Whitehead was the opposite, more introspective and emotional, viewing life as a glass half empty, Grubb said. He was mistreated by his stepfather and basically had no family ties when he left Germany. When he landed in Philadelphia, there seemed to be few takers for him as a servant. Calling himself a “poor distressed looking object” he wrote “none seemed to fancy me.” Finally he was chosen and he agreed to six and a half years of servitude to have his debts paid off. His narrative lists an account of his “disasters and infirmities” and he laments his “ignorance of the English tongue” because his master's family laughed at him. He eventually settled in Ohio as a weaver but never really prospered.

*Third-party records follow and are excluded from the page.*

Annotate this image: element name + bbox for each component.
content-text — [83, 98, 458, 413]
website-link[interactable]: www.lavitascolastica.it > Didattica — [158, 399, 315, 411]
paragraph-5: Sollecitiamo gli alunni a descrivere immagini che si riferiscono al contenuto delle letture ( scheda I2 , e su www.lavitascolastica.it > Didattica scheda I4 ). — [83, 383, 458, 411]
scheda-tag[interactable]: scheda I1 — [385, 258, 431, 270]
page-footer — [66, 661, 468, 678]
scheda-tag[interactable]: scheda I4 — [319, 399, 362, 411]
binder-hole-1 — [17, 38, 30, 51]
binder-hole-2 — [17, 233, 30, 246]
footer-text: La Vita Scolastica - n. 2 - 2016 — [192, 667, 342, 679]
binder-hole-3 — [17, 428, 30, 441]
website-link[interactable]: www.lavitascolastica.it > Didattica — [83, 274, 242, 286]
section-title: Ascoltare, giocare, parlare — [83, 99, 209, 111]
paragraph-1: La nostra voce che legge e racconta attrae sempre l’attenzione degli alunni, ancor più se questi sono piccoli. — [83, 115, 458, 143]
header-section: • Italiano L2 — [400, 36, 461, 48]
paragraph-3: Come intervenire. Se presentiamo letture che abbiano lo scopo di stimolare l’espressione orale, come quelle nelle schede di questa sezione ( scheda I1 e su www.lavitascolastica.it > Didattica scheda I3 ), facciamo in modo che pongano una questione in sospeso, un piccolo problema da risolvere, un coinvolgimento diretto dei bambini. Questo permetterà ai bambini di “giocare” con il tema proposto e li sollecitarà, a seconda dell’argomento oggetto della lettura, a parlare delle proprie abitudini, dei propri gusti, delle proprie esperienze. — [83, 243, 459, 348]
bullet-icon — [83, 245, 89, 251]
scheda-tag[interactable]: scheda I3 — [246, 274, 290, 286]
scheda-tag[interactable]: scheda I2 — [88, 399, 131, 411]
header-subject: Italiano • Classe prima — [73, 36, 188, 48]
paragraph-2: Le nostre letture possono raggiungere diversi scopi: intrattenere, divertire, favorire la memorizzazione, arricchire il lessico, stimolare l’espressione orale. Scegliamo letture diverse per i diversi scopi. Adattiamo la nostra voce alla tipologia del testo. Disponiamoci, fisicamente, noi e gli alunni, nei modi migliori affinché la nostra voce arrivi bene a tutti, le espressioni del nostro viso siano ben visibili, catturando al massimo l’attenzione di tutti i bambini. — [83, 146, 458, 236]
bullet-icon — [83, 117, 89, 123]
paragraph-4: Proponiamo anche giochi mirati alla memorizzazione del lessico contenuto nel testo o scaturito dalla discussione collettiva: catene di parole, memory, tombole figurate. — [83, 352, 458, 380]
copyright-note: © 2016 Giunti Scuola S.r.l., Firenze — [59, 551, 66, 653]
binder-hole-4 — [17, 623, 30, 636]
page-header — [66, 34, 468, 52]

Grubb worked on the book while on sabbatical at Harvard University, where he received an American Philosophical Society Sabbatical Fellowship grant. This year, he received the Lerner Outstanding Scholar Award from UD's Lerner College of Business and Economics and he received the college's outstanding teaching award in 1994. He serves on the editorial board of Explorations in Economic History. A graduate of the University of Washington in Seattle with master's and doctoral degrees in economics from the University of Chicago, Grubb joined the UD faculty in 1983. He has served as visiting professor of economics at the University of Illinois, at the Universite Lumiere Lyon 2 and at the University of Paris X.